Party running Rome city hall denounces 2024 Olympic bid

ROME (Reuters) - Italy's anti-establishment 5-Star Movement (M5S), which runs Rome municipality, said on Wednesday it was opposed to the city's bid to stage the 2024 summer Olympics, potentially sinking Rome's chances of victory.





The maverick party, which took control of Rome in a landslide election victory in June, had always expressed doubts about staging the sporting spectacular, saying the heavily indebted city could ill afford the investment needed.

On Wednesday, party leaders told supporters at a rally near Rome that holding the games would encourage corruption and only benefit wealthy construction firms.

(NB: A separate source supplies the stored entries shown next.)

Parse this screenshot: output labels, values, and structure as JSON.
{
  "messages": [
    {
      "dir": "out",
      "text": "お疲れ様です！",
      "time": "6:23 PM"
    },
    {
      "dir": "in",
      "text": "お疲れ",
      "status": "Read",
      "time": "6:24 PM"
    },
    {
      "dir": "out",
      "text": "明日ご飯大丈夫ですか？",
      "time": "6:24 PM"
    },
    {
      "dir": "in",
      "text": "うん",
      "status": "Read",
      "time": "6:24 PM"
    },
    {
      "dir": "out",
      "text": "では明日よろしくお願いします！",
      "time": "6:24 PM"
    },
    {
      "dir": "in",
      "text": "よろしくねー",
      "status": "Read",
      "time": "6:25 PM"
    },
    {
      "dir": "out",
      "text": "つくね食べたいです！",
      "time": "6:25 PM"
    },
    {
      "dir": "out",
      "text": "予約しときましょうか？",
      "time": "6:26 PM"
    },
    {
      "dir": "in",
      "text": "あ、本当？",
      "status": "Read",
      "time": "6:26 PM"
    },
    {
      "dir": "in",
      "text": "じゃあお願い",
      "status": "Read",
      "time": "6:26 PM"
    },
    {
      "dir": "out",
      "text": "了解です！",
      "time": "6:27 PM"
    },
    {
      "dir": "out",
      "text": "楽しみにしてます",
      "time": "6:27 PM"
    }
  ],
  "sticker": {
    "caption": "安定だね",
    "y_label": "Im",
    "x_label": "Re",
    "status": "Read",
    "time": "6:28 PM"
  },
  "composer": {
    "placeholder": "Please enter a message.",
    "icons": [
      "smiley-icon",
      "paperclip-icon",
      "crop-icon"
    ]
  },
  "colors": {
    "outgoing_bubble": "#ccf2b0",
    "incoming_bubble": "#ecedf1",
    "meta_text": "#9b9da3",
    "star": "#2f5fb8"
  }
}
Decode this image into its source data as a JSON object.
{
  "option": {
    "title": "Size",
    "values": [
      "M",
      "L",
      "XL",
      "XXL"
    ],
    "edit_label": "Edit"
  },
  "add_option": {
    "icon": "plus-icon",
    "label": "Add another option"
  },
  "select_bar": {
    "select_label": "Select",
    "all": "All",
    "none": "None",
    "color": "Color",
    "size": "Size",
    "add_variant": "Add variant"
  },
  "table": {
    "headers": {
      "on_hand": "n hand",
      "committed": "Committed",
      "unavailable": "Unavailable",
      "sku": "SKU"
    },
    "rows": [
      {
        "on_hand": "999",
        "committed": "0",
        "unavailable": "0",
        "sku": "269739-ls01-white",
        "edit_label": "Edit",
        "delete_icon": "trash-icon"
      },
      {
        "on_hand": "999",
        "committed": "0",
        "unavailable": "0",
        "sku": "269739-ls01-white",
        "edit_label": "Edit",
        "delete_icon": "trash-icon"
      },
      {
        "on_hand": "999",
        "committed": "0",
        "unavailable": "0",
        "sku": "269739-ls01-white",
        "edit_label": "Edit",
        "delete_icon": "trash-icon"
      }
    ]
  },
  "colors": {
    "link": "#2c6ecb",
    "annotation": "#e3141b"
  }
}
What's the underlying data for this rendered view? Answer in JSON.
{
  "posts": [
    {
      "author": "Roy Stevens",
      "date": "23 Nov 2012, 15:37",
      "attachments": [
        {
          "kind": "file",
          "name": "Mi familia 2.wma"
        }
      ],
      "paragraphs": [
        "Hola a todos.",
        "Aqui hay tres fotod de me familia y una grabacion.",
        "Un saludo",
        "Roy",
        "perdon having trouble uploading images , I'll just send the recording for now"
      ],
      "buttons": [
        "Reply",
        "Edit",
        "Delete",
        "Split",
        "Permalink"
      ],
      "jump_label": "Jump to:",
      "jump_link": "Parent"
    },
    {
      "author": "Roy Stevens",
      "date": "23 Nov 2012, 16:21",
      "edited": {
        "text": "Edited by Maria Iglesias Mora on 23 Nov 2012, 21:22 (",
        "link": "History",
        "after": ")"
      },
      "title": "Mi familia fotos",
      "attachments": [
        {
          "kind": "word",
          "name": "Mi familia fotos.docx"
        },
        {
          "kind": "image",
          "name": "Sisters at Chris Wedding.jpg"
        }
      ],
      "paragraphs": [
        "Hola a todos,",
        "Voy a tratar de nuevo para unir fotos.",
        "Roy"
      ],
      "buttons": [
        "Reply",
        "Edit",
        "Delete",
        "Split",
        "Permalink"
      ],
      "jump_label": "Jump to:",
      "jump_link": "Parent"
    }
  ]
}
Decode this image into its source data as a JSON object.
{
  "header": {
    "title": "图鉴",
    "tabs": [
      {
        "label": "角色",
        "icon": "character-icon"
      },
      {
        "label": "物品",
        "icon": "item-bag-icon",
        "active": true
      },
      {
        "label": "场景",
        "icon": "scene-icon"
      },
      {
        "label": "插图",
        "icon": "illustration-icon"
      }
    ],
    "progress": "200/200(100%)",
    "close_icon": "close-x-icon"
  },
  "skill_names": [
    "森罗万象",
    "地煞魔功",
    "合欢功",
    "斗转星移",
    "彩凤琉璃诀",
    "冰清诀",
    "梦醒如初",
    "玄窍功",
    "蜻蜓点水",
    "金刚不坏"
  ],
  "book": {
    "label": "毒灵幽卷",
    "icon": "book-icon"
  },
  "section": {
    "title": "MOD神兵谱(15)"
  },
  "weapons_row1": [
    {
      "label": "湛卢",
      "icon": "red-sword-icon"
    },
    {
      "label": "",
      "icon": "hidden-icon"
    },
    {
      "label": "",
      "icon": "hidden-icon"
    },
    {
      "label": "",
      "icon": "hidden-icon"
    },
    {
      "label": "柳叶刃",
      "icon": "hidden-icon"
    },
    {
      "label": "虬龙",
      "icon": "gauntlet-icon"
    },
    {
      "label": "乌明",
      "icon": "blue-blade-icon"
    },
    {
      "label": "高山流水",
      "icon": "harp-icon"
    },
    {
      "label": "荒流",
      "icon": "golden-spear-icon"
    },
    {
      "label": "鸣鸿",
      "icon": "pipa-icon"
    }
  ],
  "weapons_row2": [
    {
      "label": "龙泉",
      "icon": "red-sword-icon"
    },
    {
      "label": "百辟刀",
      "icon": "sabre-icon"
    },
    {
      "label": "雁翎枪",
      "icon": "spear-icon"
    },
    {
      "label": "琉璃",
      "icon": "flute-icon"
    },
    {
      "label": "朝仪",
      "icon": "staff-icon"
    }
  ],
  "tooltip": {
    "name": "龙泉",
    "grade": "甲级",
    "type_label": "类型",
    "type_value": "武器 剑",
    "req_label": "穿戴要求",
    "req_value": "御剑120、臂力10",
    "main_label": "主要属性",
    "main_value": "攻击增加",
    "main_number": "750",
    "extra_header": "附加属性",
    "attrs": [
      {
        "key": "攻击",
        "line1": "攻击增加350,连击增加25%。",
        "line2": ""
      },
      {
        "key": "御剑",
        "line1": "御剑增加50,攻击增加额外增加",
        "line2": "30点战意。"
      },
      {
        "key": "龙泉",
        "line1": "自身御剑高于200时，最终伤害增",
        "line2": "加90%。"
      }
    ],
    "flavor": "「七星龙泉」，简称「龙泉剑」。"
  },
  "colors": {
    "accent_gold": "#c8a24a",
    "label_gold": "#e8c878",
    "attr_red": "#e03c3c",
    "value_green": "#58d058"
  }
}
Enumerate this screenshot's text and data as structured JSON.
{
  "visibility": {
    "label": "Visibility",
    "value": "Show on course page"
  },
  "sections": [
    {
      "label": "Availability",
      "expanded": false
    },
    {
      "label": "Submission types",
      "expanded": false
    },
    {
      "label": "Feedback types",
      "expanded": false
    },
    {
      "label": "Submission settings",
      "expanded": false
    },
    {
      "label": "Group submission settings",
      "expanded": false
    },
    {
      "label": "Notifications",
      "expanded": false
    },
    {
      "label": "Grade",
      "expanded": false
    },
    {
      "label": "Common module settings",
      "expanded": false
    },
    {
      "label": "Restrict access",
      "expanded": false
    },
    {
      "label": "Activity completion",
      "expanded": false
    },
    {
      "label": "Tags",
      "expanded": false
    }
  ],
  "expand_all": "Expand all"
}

"People who want to get rich by spreading cement over our country can go to hell. It is for this reason that we will not accept the logic of the Olympics," said one of M5S's leading lights, Luigi Di Maio.

The other 2024 bidders are Paris, Los Angeles and Budapest. The International Olympic Committee is due to select the host city in September 2017.

Rome mayor Virginia Raggi, who is embroiled in controversy over the chaotic start to her rule, has made clear she has other priorities but has yet to definitively back away from the bid.

Italian Olympic Committee president Giovanni Malago has said the Rome bid would automatically fail without the backing of the city council. He is due to see Raggi in the coming weeks to try to convince her to support the project, which has been warmly endorsed by Prime Minister Matteo Renzi.

The man heading Rome's bid is veteran businessman and former Ferrari chief Luca Cordero di Montezemolo, who was manager of the Organising Committee for 1990 World Cup in Italy.

"We have to do these Olympics with Montezemolo?" asked another M5S leader, Alessandro Di Battista. The crowd in the town of Nettuno yelled 'no' in response.

"This is the same Montezemolo who organised the 1990 World Cup. We paid off the last debts for that in January," he said.